O mercado do luxo, assim como qualquer outro, sofre grandes modificações com o passar do tempo. O mesmo ocorre com o conceito do que é considerado luxo. Se há anos atrás a tendência eram os produtos que exibiam logos gigantescos de grifes caras e famosas, e nos últimos tempos o luxo foi marcado pela discrição, logo esse cenário poderá mudar novamente.
A previsão é de que o luxo do futuro seja marcado pelo resgate do primitivo, da natureza. Assim, o que mais atrairá clientes serão os produtos que combinam alta tecnologia com materiais simples e rústicos.
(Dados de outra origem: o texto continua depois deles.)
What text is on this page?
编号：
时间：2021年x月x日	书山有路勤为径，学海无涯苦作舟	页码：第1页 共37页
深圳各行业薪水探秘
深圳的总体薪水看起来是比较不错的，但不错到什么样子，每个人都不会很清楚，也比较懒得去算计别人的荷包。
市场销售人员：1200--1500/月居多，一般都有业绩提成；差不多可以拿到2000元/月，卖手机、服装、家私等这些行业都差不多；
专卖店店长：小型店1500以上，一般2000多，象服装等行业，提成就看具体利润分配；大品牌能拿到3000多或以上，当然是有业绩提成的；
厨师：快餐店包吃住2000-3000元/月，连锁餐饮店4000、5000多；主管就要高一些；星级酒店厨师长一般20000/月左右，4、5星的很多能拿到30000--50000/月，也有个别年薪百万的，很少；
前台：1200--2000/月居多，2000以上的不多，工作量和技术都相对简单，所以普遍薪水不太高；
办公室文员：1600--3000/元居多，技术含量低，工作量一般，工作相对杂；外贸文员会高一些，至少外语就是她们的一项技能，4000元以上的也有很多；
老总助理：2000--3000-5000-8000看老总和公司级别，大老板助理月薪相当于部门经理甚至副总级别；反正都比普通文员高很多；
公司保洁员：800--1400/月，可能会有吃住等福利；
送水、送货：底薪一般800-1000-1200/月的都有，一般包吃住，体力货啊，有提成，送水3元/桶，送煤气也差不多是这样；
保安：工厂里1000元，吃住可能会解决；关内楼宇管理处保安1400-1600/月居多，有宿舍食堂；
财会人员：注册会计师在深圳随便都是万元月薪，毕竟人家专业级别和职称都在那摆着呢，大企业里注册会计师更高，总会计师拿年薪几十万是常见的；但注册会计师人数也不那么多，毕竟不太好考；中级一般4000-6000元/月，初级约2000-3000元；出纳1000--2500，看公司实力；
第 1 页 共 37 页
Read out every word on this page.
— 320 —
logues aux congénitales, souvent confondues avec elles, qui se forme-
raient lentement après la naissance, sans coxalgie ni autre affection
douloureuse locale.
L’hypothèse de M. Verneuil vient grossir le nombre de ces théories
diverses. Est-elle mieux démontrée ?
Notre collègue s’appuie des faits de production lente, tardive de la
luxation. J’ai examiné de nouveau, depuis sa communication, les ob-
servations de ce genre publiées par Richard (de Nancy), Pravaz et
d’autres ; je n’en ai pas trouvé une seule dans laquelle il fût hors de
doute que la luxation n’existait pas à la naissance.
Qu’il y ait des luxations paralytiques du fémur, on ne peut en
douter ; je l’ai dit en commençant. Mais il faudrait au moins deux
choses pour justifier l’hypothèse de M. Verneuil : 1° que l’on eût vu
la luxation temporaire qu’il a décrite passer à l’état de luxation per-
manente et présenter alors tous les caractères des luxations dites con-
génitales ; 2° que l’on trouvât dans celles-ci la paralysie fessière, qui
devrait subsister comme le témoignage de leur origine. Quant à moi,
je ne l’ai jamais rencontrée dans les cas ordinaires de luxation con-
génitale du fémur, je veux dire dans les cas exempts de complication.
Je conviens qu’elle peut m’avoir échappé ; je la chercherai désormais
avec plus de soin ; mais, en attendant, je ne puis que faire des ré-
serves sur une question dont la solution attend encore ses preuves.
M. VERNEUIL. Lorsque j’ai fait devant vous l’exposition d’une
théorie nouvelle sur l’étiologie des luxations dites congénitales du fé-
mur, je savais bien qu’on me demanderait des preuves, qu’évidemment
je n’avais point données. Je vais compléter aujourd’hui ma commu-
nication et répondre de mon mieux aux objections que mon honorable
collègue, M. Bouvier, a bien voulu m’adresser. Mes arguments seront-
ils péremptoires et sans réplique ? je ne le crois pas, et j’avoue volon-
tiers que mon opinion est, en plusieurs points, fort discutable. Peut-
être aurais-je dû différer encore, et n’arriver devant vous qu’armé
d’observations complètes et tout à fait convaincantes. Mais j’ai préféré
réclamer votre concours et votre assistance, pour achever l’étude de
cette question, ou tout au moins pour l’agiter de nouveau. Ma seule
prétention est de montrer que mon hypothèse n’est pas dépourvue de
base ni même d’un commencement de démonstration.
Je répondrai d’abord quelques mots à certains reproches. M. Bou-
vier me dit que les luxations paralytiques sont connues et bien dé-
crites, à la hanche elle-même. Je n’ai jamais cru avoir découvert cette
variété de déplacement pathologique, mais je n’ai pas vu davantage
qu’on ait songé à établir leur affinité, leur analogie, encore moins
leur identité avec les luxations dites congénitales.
Outro fator importante que a indústria do luxo deve considerar são os novos mercados e a cultura de cada um. Não é mais possível adotar uma postura monocultural. A China, que ocupa o primeiro lugar como o país emergente mais estratégico para grifes, tem sido um mercado de teste, onde as empresas experimentam ações locais e voltadas muito especificamente para o que os consumidores chineses consideram luxo.
No país, o consumo de luxo é sinônimo de estar na moda. No Brasil, que ocupa o segundo lugar na lista, luxo significa alta qualidade. É preciso estar atento às necessidades e aos desejos dos consumidores em cada país do mundo e moldar as ações de acordo com a cultura e comportamento de cada um.